OLAĞANDIŞILIK EMEKÇİLERE, OLAĞAN HAREKET ETME GERİCİLİĞE!
Bu ve genel bağlamda emperyalistler arası rekabet ve onların uşaklarının da dahil olduğu savaşım, çıkar mücadelesi her durum ve koşulda kan, gözyaşı, ölüm, zulüm ve acımasız sömürü çarkları kurularak devam etmektedir. Bunun yanında içerde de saldırganlık dozu salgının yarattığı sonuçlarla tırmanmaktadır. Küçülen ekonomiler, sermayenin birikim krizi, aşırı üretimin yarattığı sonuçlar işçi sınıfına, emekçilere ödetilmektedir. İşsizler pazarı o denli kabarmıştır ki öldürücü ve yıkım içeren bir tablo söz konusudur. Bunun yanında dünya genelinde ekonomik krizin yanında politik kriz ve bunun yarattığı bir saldırı dalgası söz konusudur. Bu saldırı dalgasının en önemli ayağı ise ırkçılık, şovenizm, halklar arasında düşmanlaştırma siyasetidir. Geniş kitlelerin özgürlüklerinin, sosyal ve politik haklarının kısıtlandığı, sanatsal-kültürel-sportif faaliyetlerinin dahi daraldığı bir süreç yaşanmaktadır. Bu durum yönetmeye dair sorunları boyutlandırmaktadır.

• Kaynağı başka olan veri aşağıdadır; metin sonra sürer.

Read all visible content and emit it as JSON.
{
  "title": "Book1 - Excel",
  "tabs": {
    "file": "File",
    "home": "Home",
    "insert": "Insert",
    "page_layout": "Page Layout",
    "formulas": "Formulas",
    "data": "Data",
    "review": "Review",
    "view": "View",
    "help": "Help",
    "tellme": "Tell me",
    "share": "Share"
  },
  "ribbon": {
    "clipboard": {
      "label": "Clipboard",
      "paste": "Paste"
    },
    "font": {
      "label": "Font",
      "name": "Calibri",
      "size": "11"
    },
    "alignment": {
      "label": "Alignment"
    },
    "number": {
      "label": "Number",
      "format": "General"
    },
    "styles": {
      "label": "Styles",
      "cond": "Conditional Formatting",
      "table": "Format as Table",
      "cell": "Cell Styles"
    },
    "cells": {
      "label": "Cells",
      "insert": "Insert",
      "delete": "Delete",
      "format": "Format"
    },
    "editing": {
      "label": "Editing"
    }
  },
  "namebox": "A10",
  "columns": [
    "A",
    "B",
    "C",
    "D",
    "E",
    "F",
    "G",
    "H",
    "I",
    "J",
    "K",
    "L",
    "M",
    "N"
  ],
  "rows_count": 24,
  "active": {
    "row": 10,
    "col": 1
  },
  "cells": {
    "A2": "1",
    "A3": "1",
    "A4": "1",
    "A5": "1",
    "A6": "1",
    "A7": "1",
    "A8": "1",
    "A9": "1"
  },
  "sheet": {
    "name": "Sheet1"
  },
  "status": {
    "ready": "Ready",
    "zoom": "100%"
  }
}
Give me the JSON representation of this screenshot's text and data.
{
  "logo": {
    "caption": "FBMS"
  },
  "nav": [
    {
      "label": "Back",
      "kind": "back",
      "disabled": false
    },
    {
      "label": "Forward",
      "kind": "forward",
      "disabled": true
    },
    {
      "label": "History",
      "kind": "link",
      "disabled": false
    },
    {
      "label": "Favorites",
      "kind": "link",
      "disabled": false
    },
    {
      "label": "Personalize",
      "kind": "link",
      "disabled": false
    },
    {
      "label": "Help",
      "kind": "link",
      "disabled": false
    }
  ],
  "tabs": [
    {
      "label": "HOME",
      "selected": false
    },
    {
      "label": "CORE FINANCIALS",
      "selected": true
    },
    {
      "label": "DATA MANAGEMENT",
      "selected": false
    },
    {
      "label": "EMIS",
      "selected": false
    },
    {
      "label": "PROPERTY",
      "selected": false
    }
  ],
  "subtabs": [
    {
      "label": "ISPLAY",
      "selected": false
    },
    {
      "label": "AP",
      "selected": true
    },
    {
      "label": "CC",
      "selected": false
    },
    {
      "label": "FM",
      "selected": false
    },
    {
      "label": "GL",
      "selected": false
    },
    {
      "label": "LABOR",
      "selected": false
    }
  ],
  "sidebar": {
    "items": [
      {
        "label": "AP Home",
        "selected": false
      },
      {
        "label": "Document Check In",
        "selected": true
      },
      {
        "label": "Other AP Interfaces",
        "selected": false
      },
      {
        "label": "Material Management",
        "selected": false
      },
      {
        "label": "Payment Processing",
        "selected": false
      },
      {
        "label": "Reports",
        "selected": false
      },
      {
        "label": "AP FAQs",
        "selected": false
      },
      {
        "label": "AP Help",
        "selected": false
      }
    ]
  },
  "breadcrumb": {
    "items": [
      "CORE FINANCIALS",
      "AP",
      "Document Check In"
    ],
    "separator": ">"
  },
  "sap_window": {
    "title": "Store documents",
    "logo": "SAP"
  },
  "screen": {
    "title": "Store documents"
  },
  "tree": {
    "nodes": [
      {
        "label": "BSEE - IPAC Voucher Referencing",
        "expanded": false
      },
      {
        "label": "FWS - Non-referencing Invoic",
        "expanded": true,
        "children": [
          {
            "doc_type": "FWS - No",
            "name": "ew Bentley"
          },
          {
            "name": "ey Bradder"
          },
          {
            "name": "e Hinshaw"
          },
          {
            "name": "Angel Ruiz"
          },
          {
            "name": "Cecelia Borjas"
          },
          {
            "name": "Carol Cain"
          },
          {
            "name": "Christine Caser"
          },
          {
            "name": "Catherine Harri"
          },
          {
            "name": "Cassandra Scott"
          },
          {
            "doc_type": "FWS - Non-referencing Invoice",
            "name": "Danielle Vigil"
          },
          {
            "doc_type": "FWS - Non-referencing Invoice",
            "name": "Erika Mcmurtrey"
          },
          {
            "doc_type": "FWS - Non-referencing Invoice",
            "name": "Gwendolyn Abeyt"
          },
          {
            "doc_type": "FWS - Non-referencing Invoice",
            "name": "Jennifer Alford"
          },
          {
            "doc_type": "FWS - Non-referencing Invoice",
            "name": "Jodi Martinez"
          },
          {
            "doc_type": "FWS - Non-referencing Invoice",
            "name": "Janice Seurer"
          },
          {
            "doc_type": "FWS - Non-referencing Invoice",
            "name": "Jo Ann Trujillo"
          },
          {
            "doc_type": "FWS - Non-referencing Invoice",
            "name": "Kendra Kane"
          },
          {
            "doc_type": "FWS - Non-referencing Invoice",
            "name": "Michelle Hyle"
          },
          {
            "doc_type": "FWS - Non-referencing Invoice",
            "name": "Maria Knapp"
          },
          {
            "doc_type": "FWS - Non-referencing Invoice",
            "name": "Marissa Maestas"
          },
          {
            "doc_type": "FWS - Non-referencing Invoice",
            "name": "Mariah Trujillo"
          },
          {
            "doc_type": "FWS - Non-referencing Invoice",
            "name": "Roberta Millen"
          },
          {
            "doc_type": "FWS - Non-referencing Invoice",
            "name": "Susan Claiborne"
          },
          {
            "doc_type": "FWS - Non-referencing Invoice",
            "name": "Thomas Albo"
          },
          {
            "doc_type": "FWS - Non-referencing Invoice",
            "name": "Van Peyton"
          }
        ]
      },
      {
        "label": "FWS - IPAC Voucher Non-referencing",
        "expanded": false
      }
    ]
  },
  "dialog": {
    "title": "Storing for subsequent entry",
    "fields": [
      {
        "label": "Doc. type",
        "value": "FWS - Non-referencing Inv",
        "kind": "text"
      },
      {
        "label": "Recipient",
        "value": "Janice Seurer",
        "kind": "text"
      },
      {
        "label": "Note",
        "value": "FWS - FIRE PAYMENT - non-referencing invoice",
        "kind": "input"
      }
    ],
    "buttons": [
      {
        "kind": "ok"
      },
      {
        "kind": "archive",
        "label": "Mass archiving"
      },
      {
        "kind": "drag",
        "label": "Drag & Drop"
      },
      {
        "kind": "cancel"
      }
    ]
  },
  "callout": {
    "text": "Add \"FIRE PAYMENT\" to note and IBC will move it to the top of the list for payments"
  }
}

Türk hakim sınıfları ise tek yanlılıktan malul dış politikası ve içerde toplumsal yarılmayı körüklerken hak ve özgürlüklerin gün be gün daha fazla kısıtlanması durumu bir yönetme biçimi olarak hayata geçmektedir. Çok boyutlu ve çok yönlü bir şekilde çelişki yaratan, ezilenler cephesinde öfkeyi körükleyen bu durum; egemenler arası çelişkiyi, geniş çerçevede komşularıyla olan çelişkiyi, ezilen Kürt ulusu ve diğer milliyetlerle ve de inançlarla olan çelişkiyi, halk yığınlarıyla olan çelişkiyi boyutlandırarak arttırmaktadır. Buna bir de bölge halklarında yaratılan endişe ve kaygıyı da eklemek gerekir. Bu tablo katman katman her cephede sorunların Türk hakim sınıfları aleyhine ilerlemesini getirmektedir. Bu tablo devrimci süreç açısından büyük fırsatların da yatağı anlamına gelmektedir. Kitleler ciddi bir arayış içindedir. Devrimci hat ve çizgi var olan çelişkileri doğru okumak ve kitleleri siyasi yönelimine ikna etmekle ancak güç olma olanağına kavuşacaktır. İçinden geçtiğimiz koşullarda kitlelerin arayışını, beklentisini iktidar perspektifli yaklaşımla kavrayarak politik güce çevirmek komünistlerin en önemli sorumluluğudur. İnceleyerek, üreterek, politikayı kitlelere taşıyarak ve örgütlemede kararlı ve ısrarlı durarak, en ileri olana yaslanarak süreci karşılama olanakları yaratılabilecektir.